De manière générale, lorsqu’une erreur manifeste est découverte par le contrôleur, il est recommandable d’accepter le redressement et, éventuellement, négocier une remise des pénalités. En cas de désaccord avec un agent à la personnalité difficile au sujet d’une position fiscale pourtant acceptable, il est sans doute préférable d’éviter de longues discussions qui pourraient détériorer la relation. Il peut dans ce cas être opportun de considérer les recours qui sont disponibles au sein de l’IRS préalablement au jugement devant un tribunal.

Il est fondamental de ne jamais mentir à un agent de l’IRS ou d’une autre juridiction. Lui procurer des informations qui sont exactes demeure essentiel sous peine d’être poursuivi pour parjure.

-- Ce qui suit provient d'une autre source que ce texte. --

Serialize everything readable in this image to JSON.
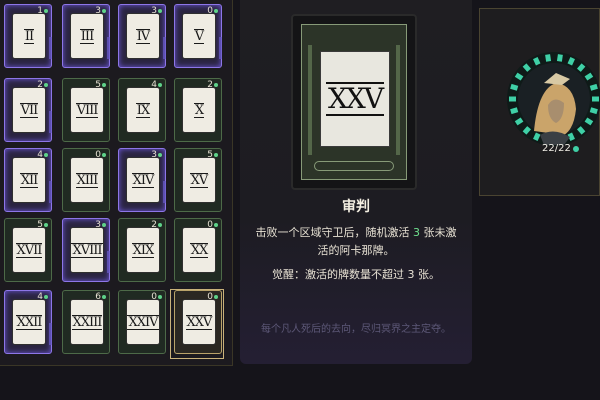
{
  "grid": {
    "cards": [
      {
        "numeral": "II",
        "cost": "1",
        "style": "purple"
      },
      {
        "numeral": "III",
        "cost": "3",
        "style": "purple"
      },
      {
        "numeral": "IV",
        "cost": "3",
        "style": "purple"
      },
      {
        "numeral": "V",
        "cost": "0",
        "style": "purple"
      },
      {
        "numeral": "VII",
        "cost": "2",
        "style": "purple"
      },
      {
        "numeral": "VIII",
        "cost": "5",
        "style": "green"
      },
      {
        "numeral": "IX",
        "cost": "4",
        "style": "green"
      },
      {
        "numeral": "X",
        "cost": "2",
        "style": "green"
      },
      {
        "numeral": "XII",
        "cost": "4",
        "style": "purple"
      },
      {
        "numeral": "XIII",
        "cost": "0",
        "style": "green"
      },
      {
        "numeral": "XIV",
        "cost": "3",
        "style": "purple"
      },
      {
        "numeral": "XV",
        "cost": "5",
        "style": "green"
      },
      {
        "numeral": "XVII",
        "cost": "5",
        "style": "green"
      },
      {
        "numeral": "XVIII",
        "cost": "3",
        "style": "purple"
      },
      {
        "numeral": "XIX",
        "cost": "2",
        "style": "green"
      },
      {
        "numeral": "XX",
        "cost": "0",
        "style": "green"
      },
      {
        "numeral": "XXII",
        "cost": "4",
        "style": "purple"
      },
      {
        "numeral": "XXIII",
        "cost": "6",
        "style": "green"
      },
      {
        "numeral": "XXIV",
        "cost": "0",
        "style": "green"
      },
      {
        "numeral": "XXV",
        "cost": "0",
        "style": "gold"
      }
    ]
  },
  "detail": {
    "card_numeral": "XXV",
    "title": "审判",
    "desc_part1": "击败一个区域守卫后，随机激活",
    "desc_highlight": "3",
    "desc_part2": "张未激活的阿卡那牌。",
    "awaken": "觉醒：激活的牌数量不超过 3 张。",
    "flavor": "每个凡人死后的去向，尽归冥界之主定夺。"
  },
  "portrait": {
    "hp": "22/22"
  },
  "colors": {
    "accent_green": "#6fe08e",
    "ring_teal": "#3fd0a6",
    "purple_border": "#8d76e8",
    "gold_border": "#c9b27a"
  }
}
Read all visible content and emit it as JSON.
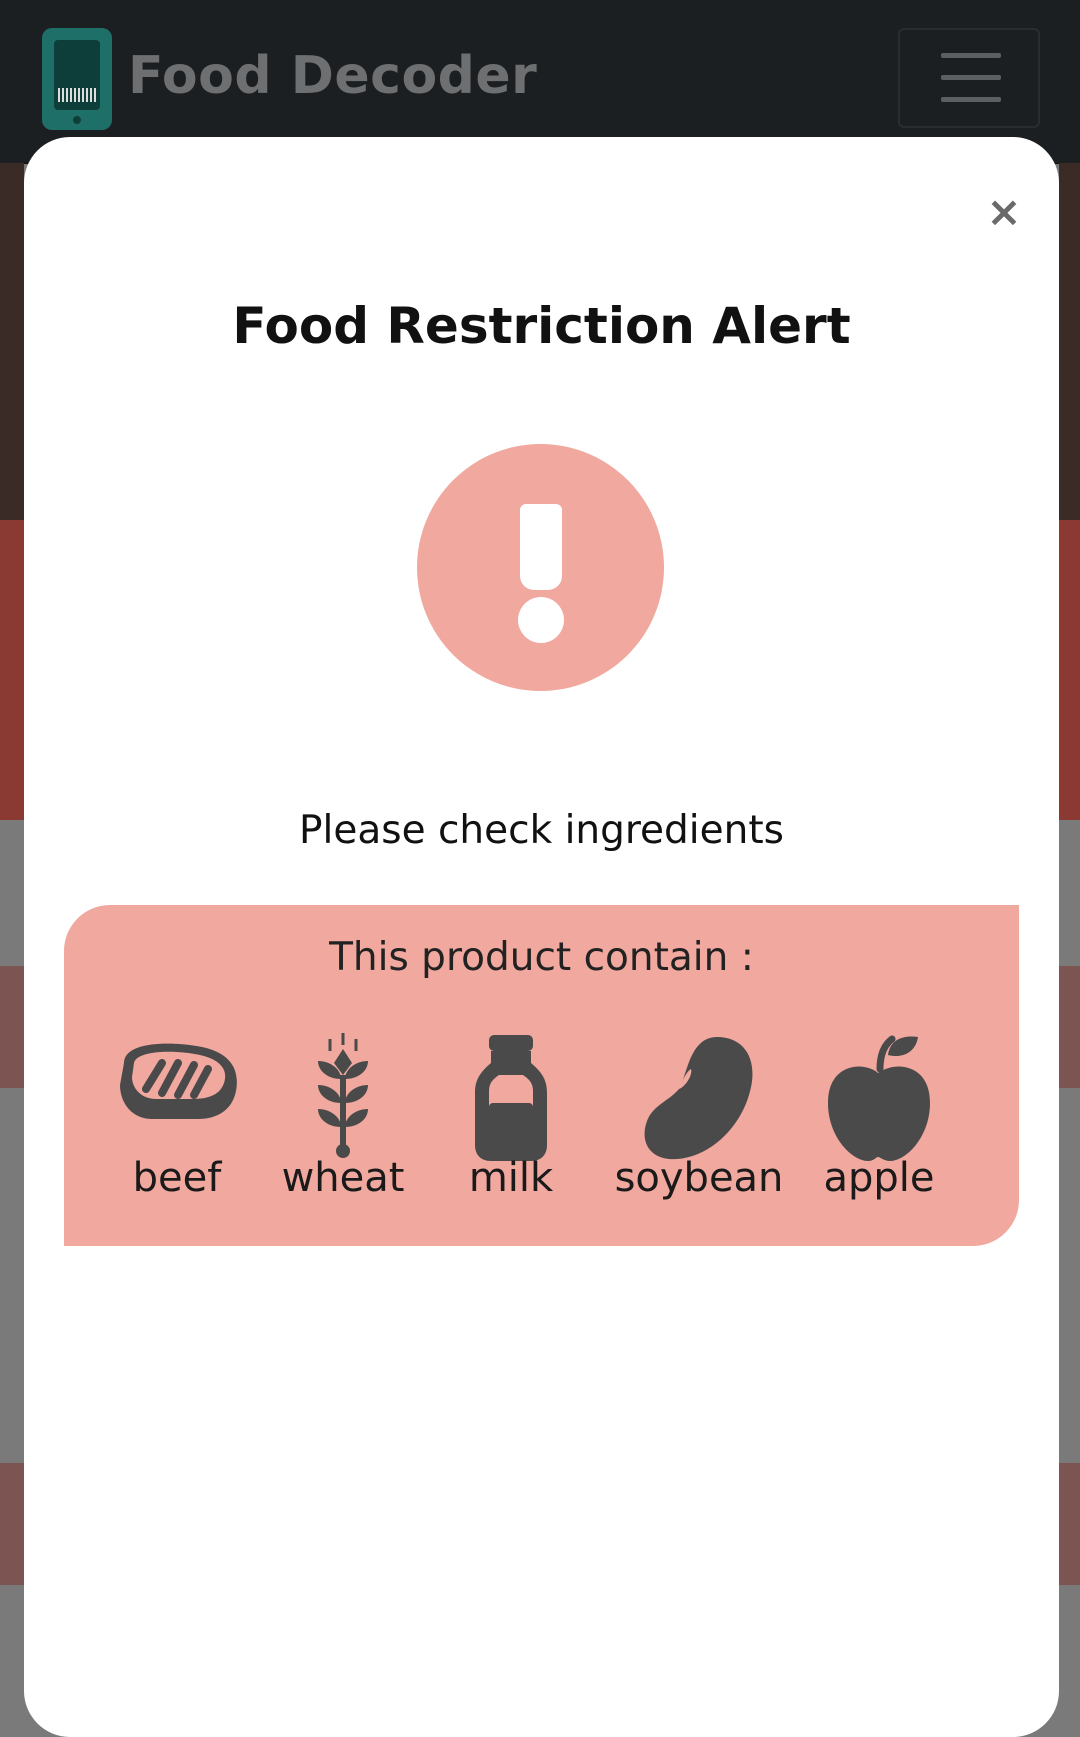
{
  "navbar": {
    "brand_title": "Food Decoder"
  },
  "modal": {
    "close_label": "×",
    "title": "Food Restriction Alert",
    "subtitle": "Please check ingredients",
    "contains_title": "This product contain :",
    "ingredients": [
      {
        "label": "beef",
        "icon": "steak-icon"
      },
      {
        "label": "wheat",
        "icon": "wheat-icon"
      },
      {
        "label": "milk",
        "icon": "milk-bottle-icon"
      },
      {
        "label": "soybean",
        "icon": "bean-icon"
      },
      {
        "label": "apple",
        "icon": "apple-icon"
      }
    ]
  },
  "colors": {
    "navbar_bg": "#1c1f22",
    "brand_accent": "#1f6f69",
    "alert_pink": "#f0a89f",
    "icon_dark": "#4a4a4a",
    "overlay": "#7a7a7a"
  }
}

Le droit américain, fondé sur le modèle du droit coutumier (la Common Law), et qui est donc un droit principalement jurisprudentiel, est complexe et peut, sous certains aspects, être soumis à interprétation du juge. Il est ainsi important de bien comprendre et si possible remettre en cause les fondements juridiques d’une proposition de redressement. L’affaire Wilson jugée en 2019 illustre parfaitement ce constat. Elle était afférente à l’obligation qu’a un contribuable américain de déclarer sur un formulaire 3520 les donations ou successions perçues en dehors des États-Unis, ainsi que des transactions effectuées avec des trusts (entités juridiques généralement créées pour des raisons patrimoniales) étrangers. En l’espèce, l’IRS avait appliqué de manière automatique une pénalité de 35 % des montants en question, soit une amende de 3,2 millions de dollars, en raison du retard dans la production de ce formulaire 3520. Le Tribunal de New York n’a pas suivi la lecture faite par l’agent du code fiscal américain, ce qui a ainsi annulé  le redressement en considérant des subtilités juridiques.

Cet exemple souligne les opportunités de défense des contribuables. Il est néanmoins important de leur rappeler, comme à leurs conseillers, que la prise d’une position fiscale doit toujours se faire de bonne foi et de manière raisonnable sur la base de règles ou interprétations dictées par un texte de loi ou une jurisprudence.